Zwartspaarder en tipgever
Het Gerechtshof Arnhem heeft begin 2015 een bijzondere uitspraak gedaan. Een vernietigend oordeel, valt in de pers te lezen. De Belastingdienst kwam via een (anonieme) tipgever een belastingplichtige op het spoor. De Belastingdienst wilde geen informatie over de tipgever prijsgeven. Het Gerechtshof heeft de aanslagen vernietigd en de Belastingdienst veroordeeld in de proceskosten.
De Belastingdienst kan op grond van deze uitspraak niet langer gebruik maken van informatie die via anonieme bronnen wordt verkregen (bijvoorbeeld een tipgever).
Anonieme tipgever en zwartgeld
De Rechtbank had in 2013 de Belastingdienst nog in het gelijk gesteld. De Rechtbank zag geen reden om aanslagen te verminderen waarbij de informatie was verkregen van een (betaalde) anonieme tipgever. Ook gestolen en anonieme informatie mag dus blijkbaar dienen als grondslag voor belastingheffing. Het gebruik van informatie van een tipgever mag volgens de Rechtbank worden gebruikt om aanslagen op te leggen (artikel 8:31 algemene wet bestuursrecht). Het bewijs is rechtmatig verkregen, aldus de rechter in eerste aanleg.
Het bepaalde in artikel 8:29 Awb biedt de Inspecteur de mogelijkheid op de zaak betrekking hebbende stukken in de zin van artikel 8:42 Awb voor belanghebbenden (deels) geheim te houden indien daartoe gewichtige redenen bestaan. Daarvan is sprake indien de door de Inspecteur voor geheimhouding aangevoerde redenen zwaarder wegen dan het belang van belanghebbenden bij onbeperkte kennisneming van de op de zaak betrekking hebbende stukken. In deze casus is gesteld dat de privacy van de ambtenaren van essentieel belang is.

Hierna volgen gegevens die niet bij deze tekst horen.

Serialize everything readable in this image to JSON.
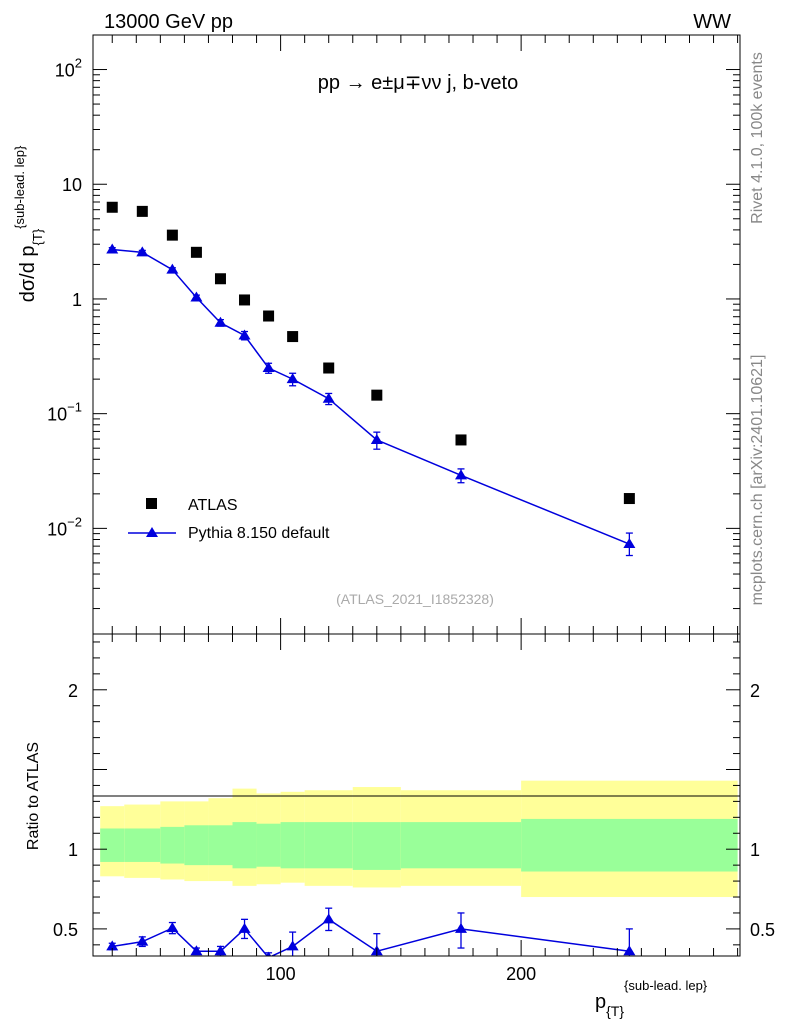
{
  "header": {
    "left": "13000 GeV pp",
    "right": "WW"
  },
  "side_texts": {
    "rivet": "Rivet 4.1.0,  100k events",
    "mcplots": "mcplots.cern.ch [arXiv:2401.10621]"
  },
  "colors": {
    "mc": "#0000dd",
    "data": "#000000",
    "band_inner": "#99ff99",
    "band_outer": "#ffff99"
  },
  "chart_data": [
    {
      "type": "scatter",
      "title": "pp → e±μ∓νν j, b-veto",
      "ylabel": "dσ/d p_{T}^{sub-lead. lep}",
      "ylabel_main": "dσ/d p",
      "ylabel_sub": "{T}",
      "ylabel_sup": "{sub-lead. lep}",
      "yscale": "log",
      "ylim": [
        0.0012,
        200
      ],
      "xlim": [
        22,
        291
      ],
      "watermark": "(ATLAS_2021_I1852328)",
      "legend_position": "lower-left",
      "yticks": [
        {
          "value": 100,
          "base": "10",
          "exp": "2"
        },
        {
          "value": 10,
          "base": "10",
          "exp": ""
        },
        {
          "value": 1,
          "base": "1",
          "exp": ""
        },
        {
          "value": 0.1,
          "base": "10",
          "exp": "−1"
        },
        {
          "value": 0.01,
          "base": "10",
          "exp": "−2"
        }
      ],
      "series": [
        {
          "name": "ATLAS",
          "marker": "square",
          "x": [
            30,
            42.5,
            55,
            65,
            75,
            85,
            95,
            105,
            120,
            140,
            175,
            245
          ],
          "y": [
            6.3,
            5.8,
            3.6,
            2.55,
            1.5,
            0.98,
            0.71,
            0.47,
            0.25,
            0.145,
            0.059,
            0.0182
          ]
        },
        {
          "name": "Pythia 8.150 default",
          "marker": "triangle",
          "x": [
            30,
            42.5,
            55,
            65,
            75,
            85,
            95,
            105,
            120,
            140,
            175,
            245
          ],
          "y": [
            2.7,
            2.55,
            1.8,
            1.03,
            0.62,
            0.48,
            0.25,
            0.2,
            0.135,
            0.059,
            0.029,
            0.0073
          ],
          "y_err_low": [
            0.1,
            0.1,
            0.07,
            0.05,
            0.04,
            0.04,
            0.025,
            0.025,
            0.015,
            0.01,
            0.004,
            0.0015
          ],
          "y_err_high": [
            0.1,
            0.1,
            0.07,
            0.05,
            0.04,
            0.04,
            0.025,
            0.025,
            0.015,
            0.01,
            0.004,
            0.0018
          ]
        }
      ]
    },
    {
      "type": "line",
      "ylabel": "Ratio to ATLAS",
      "xlabel": "p_{T}^{sub-lead. lep}",
      "xlabel_main": "p",
      "xlabel_sub": "{T}",
      "xlabel_sup": "{sub-lead. lep}",
      "ylim": [
        0.33,
        2.35
      ],
      "xlim": [
        22,
        291
      ],
      "xticks": [
        100,
        200
      ],
      "yticks": [
        0.5,
        1,
        2
      ],
      "band_edges": [
        25,
        35,
        50,
        60,
        70,
        80,
        90,
        100,
        110,
        130,
        150,
        200,
        290
      ],
      "band_inner": [
        [
          0.92,
          1.13
        ],
        [
          0.92,
          1.13
        ],
        [
          0.91,
          1.14
        ],
        [
          0.9,
          1.15
        ],
        [
          0.9,
          1.15
        ],
        [
          0.88,
          1.17
        ],
        [
          0.89,
          1.16
        ],
        [
          0.88,
          1.17
        ],
        [
          0.88,
          1.17
        ],
        [
          0.87,
          1.17
        ],
        [
          0.88,
          1.17
        ],
        [
          0.86,
          1.19
        ]
      ],
      "band_outer": [
        [
          0.83,
          1.27
        ],
        [
          0.82,
          1.28
        ],
        [
          0.81,
          1.3
        ],
        [
          0.8,
          1.3
        ],
        [
          0.8,
          1.32
        ],
        [
          0.77,
          1.38
        ],
        [
          0.78,
          1.35
        ],
        [
          0.79,
          1.36
        ],
        [
          0.77,
          1.37
        ],
        [
          0.76,
          1.39
        ],
        [
          0.77,
          1.37
        ],
        [
          0.7,
          1.43
        ]
      ],
      "series": [
        {
          "name": "Pythia 8.150 default / ATLAS",
          "x": [
            30,
            42.5,
            55,
            65,
            75,
            85,
            95,
            105,
            120,
            140,
            175,
            245
          ],
          "y": [
            0.39,
            0.42,
            0.505,
            0.36,
            0.36,
            0.5,
            0.32,
            0.39,
            0.56,
            0.36,
            0.5,
            0.36
          ],
          "y_err_low": [
            0.02,
            0.03,
            0.035,
            0.02,
            0.03,
            0.06,
            0.03,
            0.09,
            0.07,
            0.1,
            0.12,
            0.14
          ],
          "y_err_high": [
            0.02,
            0.03,
            0.035,
            0.02,
            0.03,
            0.06,
            0.03,
            0.09,
            0.07,
            0.11,
            0.1,
            0.14
          ]
        }
      ]
    }
  ]
}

De belastingplichtige krijgt aanslagen opgelegd en stelt dat de juistheid van de informatie van de tipgever niet klopt (onvoldoende vast staat). Daarnaast is belastingplichtige van mening dat de informatie op onrechtmatige wijze is verkregen en dat het evenredigheidsbeginsel is geschonden. In een procedure bij de Rechtbank Arnhem in 2012 (ECLI:NL:RBARN:2012:BV2902) is het volgende overwogen:
- 16. Met betrekking tot het belang van privacy voor de tipgever overweegt de Rechtbank als volgt. De enkele stelling dat een aanmerkelijke kans (…) bestaat dat zich bedreigingen en represailles voor zullen doen tegen de tipgever en / of gezins- en familieleden is onvoldoende om reeds daarom een belang bij beperkte kennisneming op die grond aanwezig te achten. Vereist is dat voldoende aannemelijk wordt gemaakt dat de mogelijkheid van bedreiging en represailles in dit concrete geval aanwezig is. Verweerder heeft dit op geen enkele wijze aannemelijk gemaakt zodat deze stelling hem niet kan baten.

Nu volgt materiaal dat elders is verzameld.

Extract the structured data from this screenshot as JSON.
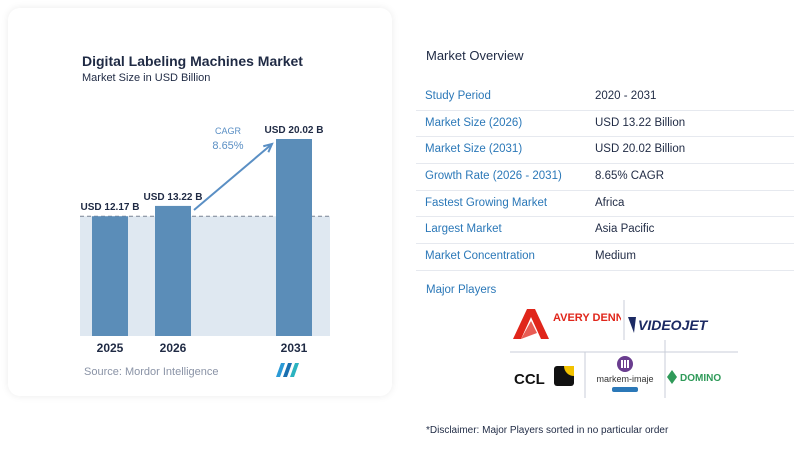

- 17. Voorts stelt verweerder zich op het standpunt dat de identiteit van de tipgever niet relevant is aangezien het niet gaat om de betrouwbaarheid van de tipgever, maar om de betrouwbaarheid van de verstrekte informatie. Dit standpunt gaat naar het oordeel van de Rechtbank niet op. Naar het oordeel van de Rechtbank bestaat een onlosmakelijk verband tussen de persoon van de tipgever en de door hem verstrekte informatie. Naast de betrouwbaarheid van de informatie heeft eiser er immers belang bij ook zelfstandig de betrouwbaarheid van de tipgever te kunnen toetsen. Het standpunt van verweerder dient derhalve te worden verworpen en de naam van de tipgever dient aan eiser bekend te worden gemaakt.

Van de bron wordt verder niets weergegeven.